The word “rahab” that appears in Job, is not the same word as the feminine name Rahab in the story of the fall of Jericho. The lady’s name is written in Hebrew with a hard “ch” like what we find in Bach, meaning that “Rachab” would be a better rendering in English. The passages in Job, Psalms and Isaiah use a word that looks similar but is spelled with a soft “h”, therefore “rahab” is a better English rendering for this other word. The two words use different Hebrew letters because they come from different root words; the confusion has arisen because they appear the same in English with no difference in spelling. Both of them have “proud” as one of their meanings, but their full array of meanings is different. The lady’s name (Rachab) probably meant “proud.”

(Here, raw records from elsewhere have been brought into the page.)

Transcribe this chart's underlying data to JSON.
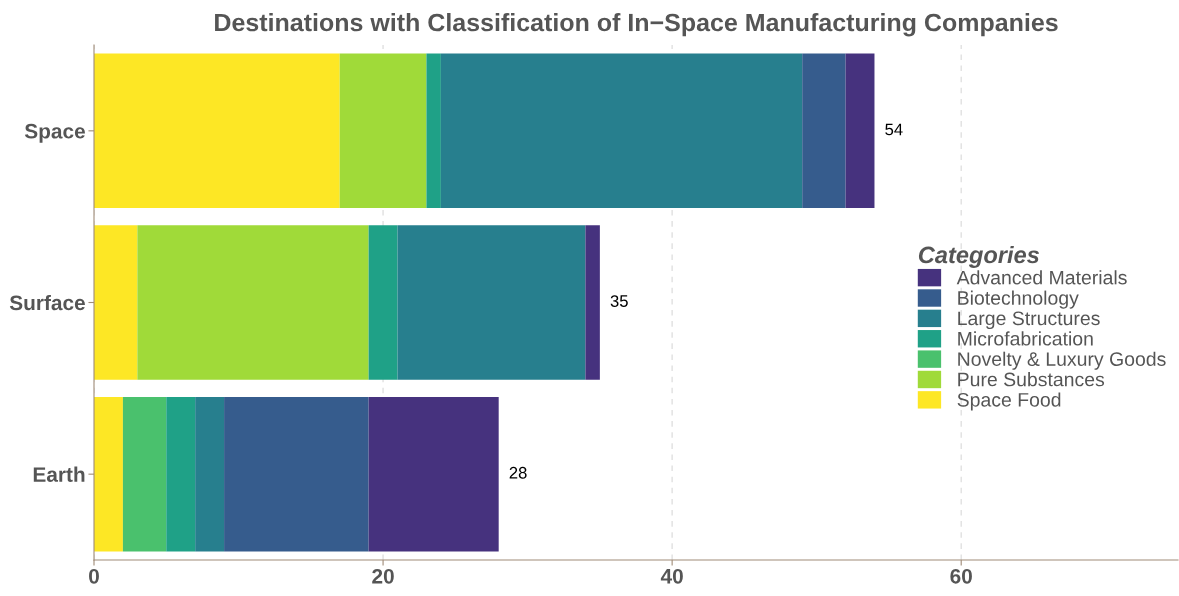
{
  "chart_data": {
    "type": "bar",
    "orientation": "horizontal",
    "stacked": true,
    "title": "Destinations with Classification of In−Space Manufacturing Companies",
    "legend_title": "Categories",
    "categories": [
      "Space",
      "Surface",
      "Earth"
    ],
    "series": [
      {
        "name": "Space Food",
        "color": "#fde725",
        "values": [
          17,
          3,
          2
        ]
      },
      {
        "name": "Pure Substances",
        "color": "#a0da39",
        "values": [
          6,
          16,
          0
        ]
      },
      {
        "name": "Novelty & Luxury Goods",
        "color": "#4ac16d",
        "values": [
          0,
          0,
          3
        ]
      },
      {
        "name": "Microfabrication",
        "color": "#1fa187",
        "values": [
          1,
          2,
          2
        ]
      },
      {
        "name": "Large Structures",
        "color": "#277f8e",
        "values": [
          25,
          13,
          2
        ]
      },
      {
        "name": "Biotechnology",
        "color": "#365c8d",
        "values": [
          3,
          0,
          10
        ]
      },
      {
        "name": "Advanced Materials",
        "color": "#46327e",
        "values": [
          2,
          1,
          9
        ]
      }
    ],
    "totals": [
      "54",
      "35",
      "28"
    ],
    "xlim": [
      0,
      75
    ],
    "xticks": [
      0,
      20,
      40,
      60
    ],
    "grid": "x",
    "legend": "right"
  }
}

What follows will focus only on the word “rahab” which was not the feminine name. There are two passages in Job that use the word “rahab” –  9:13 & 26:12.

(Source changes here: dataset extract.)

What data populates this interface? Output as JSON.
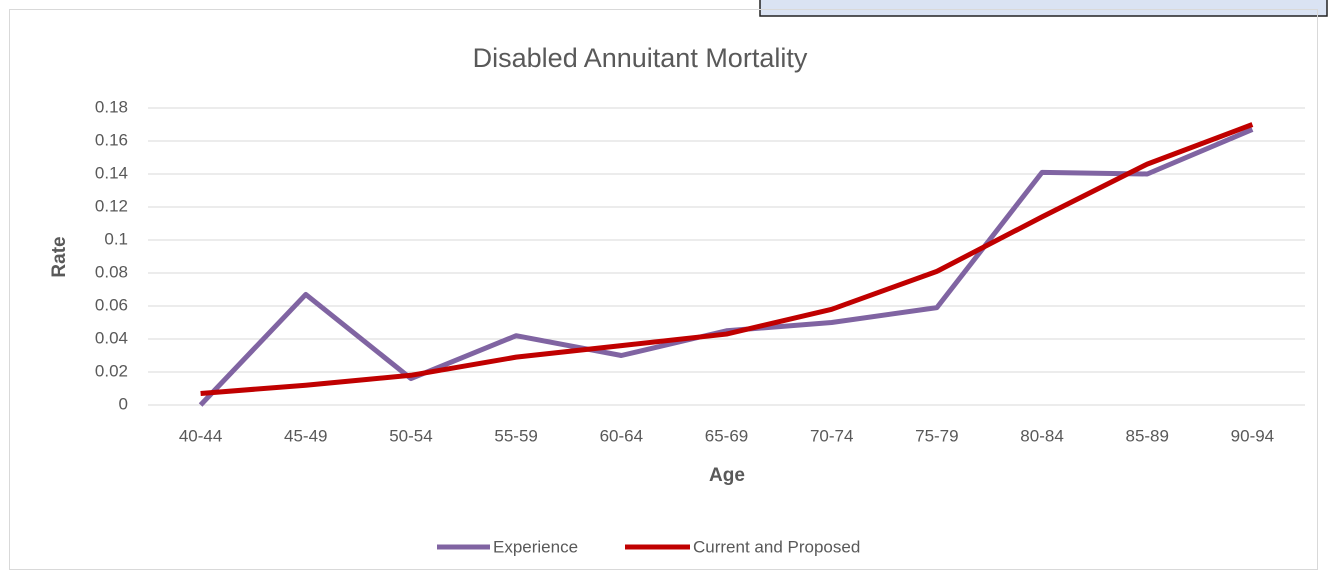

Possible meanings of “rahab”:

  • The proud (probably the intent of Job 9:13)
  • Egypt as a symbol of evil and pride
  • Sea monster (which was the symbol for Egypt)
  • Great serpent representing evil
  • The sea itself (in Job 26:12 the raging sea is quelled by God)

When the Bible uses this word as the name of a place it is probably Egypt. When it uses it in connection with the sea it is either the sea itself or a sea monster. When it points to an attitude, it is that of pride.

However, there is much overlap between these usages, so in some passages it is hard to pin down which meaning was intended, and sometimes a double meaning is appropriate.

Other passages that use the word ”rahab” are:

Ps 87:4

Ps 89:10,

Is 30:7

Is 51:9

This is the last lesson in this set of topical lessons about Job. Thank you for reading.